38.     Hätte der Gemeinschaftsgesetzgeber eine Unterscheidung zwischen den Benutzungsarten eines Zeichens machen wollen, so wäre es nur folgerichtig gewesen, ein entsprechendes Tatbestandsmerkmal im Artikel 6 Absatz 1 Buchstabe b der Markenrichtlinie vorzusehen. Gerade dies ist aber nicht erfolgt, sodass bereits der Wortlaut der fraglichen Bestimmung kaum Raum für eine entsprechende Differenzierung lassen dürfte.

39.     Dem Wortlaut des Artikels 6 Absatz 1 Buchstabe b ist lediglich zu entnehmen, dass ein Zeichen nur dann in seinen Anwendungsbereich fällt, wenn es eine Angabe über eines der dort genannten Merkmale, wie zum Beispiel die geografische Herkunft, enthält.

40.     Auch die Entstehungsgeschichte des Artikels 6 Absatz 1 Buchstabe b der Markenrichtlinie spricht für die Anwendung dieser Bestimmung ohne Rücksicht auf die Benutzungsart des in Rede stehenden Zeichens. Zwar sah der Erste Richtlinienvorschlag (10) vor, dass die Bestimmung über die Beschränkung des ausschließlichen Benutzungsrechtes des Markeninhabers nur dann anwendbar sein sollte, wenn die beschreibende Angabe nicht markenmäßig verwendet wird, doch wurde ─ offenbar zur Erhöhung der Textklarheit ─ im geänderten Richtlinienvorschlag diese Bestimmung tatsächlich durch die Formulierung „sofern die Benutzung den anständigen Gepflogenheiten in Gewerbe oder Handel entspricht“ ersetzt (11) . Der Gemeinschaftsgesetzgeber hat mithin bewusst auf eine Unterscheidung je nach Benutzungsart verzichtet.

41.     Schließlich ist anzumerken, dass der Verweis der Klägerin und der griechischen Regierung auf das griechische, italienische und spanische Markenrecht zwar deutlich macht, dass in diesen Mitgliedstaaten die Benutzung des Zeichens nicht markenmäßig, sondern nur in beschreibender Funktion erfolgen darf, um den fraglichen Tatbestand des Artikels 6 Absatz 1 Buchstabe b der Markenrichtlinie zu erfüllen. Die Art und Weise, wie die Markenrichtlinie in das interne Recht der Mitgliedstaaten transformiert worden ist, lässt jedoch keinen zwingenden Schluss darüber zu, wie die Markenrichtlinie gemeinschaftsrechtlich auszulegen ist.

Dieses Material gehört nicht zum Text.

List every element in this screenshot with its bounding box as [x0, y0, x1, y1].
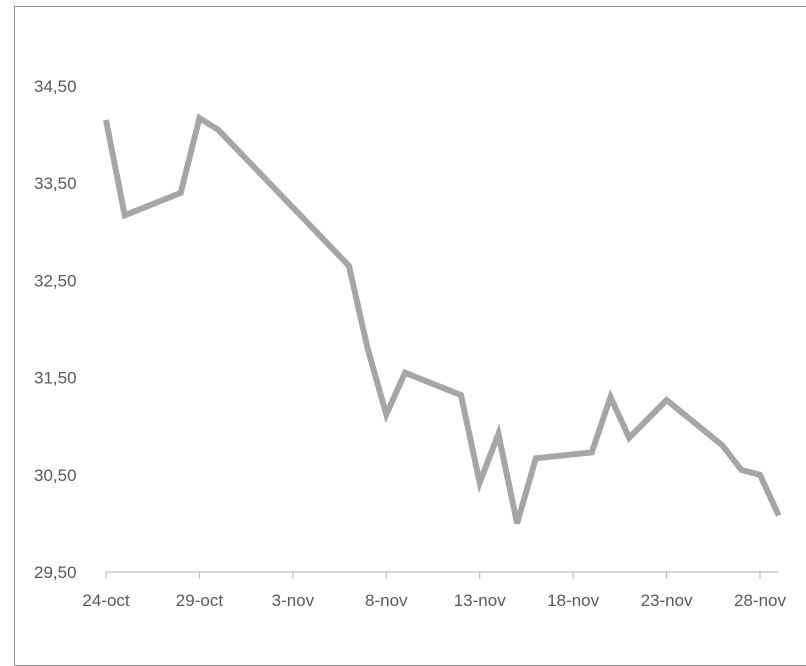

4.     Zur systematischen Einordnung

42.     Für eine Auslegung des Artikels 6 Absatz 1 Buchstabe b der Markenrichtlinie als eine Bestimmung, die auch die markenmäßige Benutzung eines Zeichens umfasst, sprechen auch systematische Gründe.

5.     Zum Verhältnis zwischen Artikel 5 und Artikel 6 der Markenrichtlinie

43.     Während Artikel 5 die Ausschließlichkeitsrechte des Markeninhabers festlegt, enthält Artikel 6 Schranken dieser Rechte (12) . Wenn aber insbesondere Artikel 6 Absatz 1 Buchstabe b der Markenrichtlinie eine Schranke der Ausschließlichkeitsrechte nach Artikel 5 enthält, setzt sein Regelungsgehalt denklogisch voraus, dass die fragliche Benutzung auch von Artikel 5 erfasst wird. Sowohl die Kommission als auch die Beklagte heben zu Recht hervor, dass ein Rückgriff auf Artikel 6 gegenstandslos wäre, wenn die fragliche Benutzung ohnehin nicht unter Artikel 5 fiele.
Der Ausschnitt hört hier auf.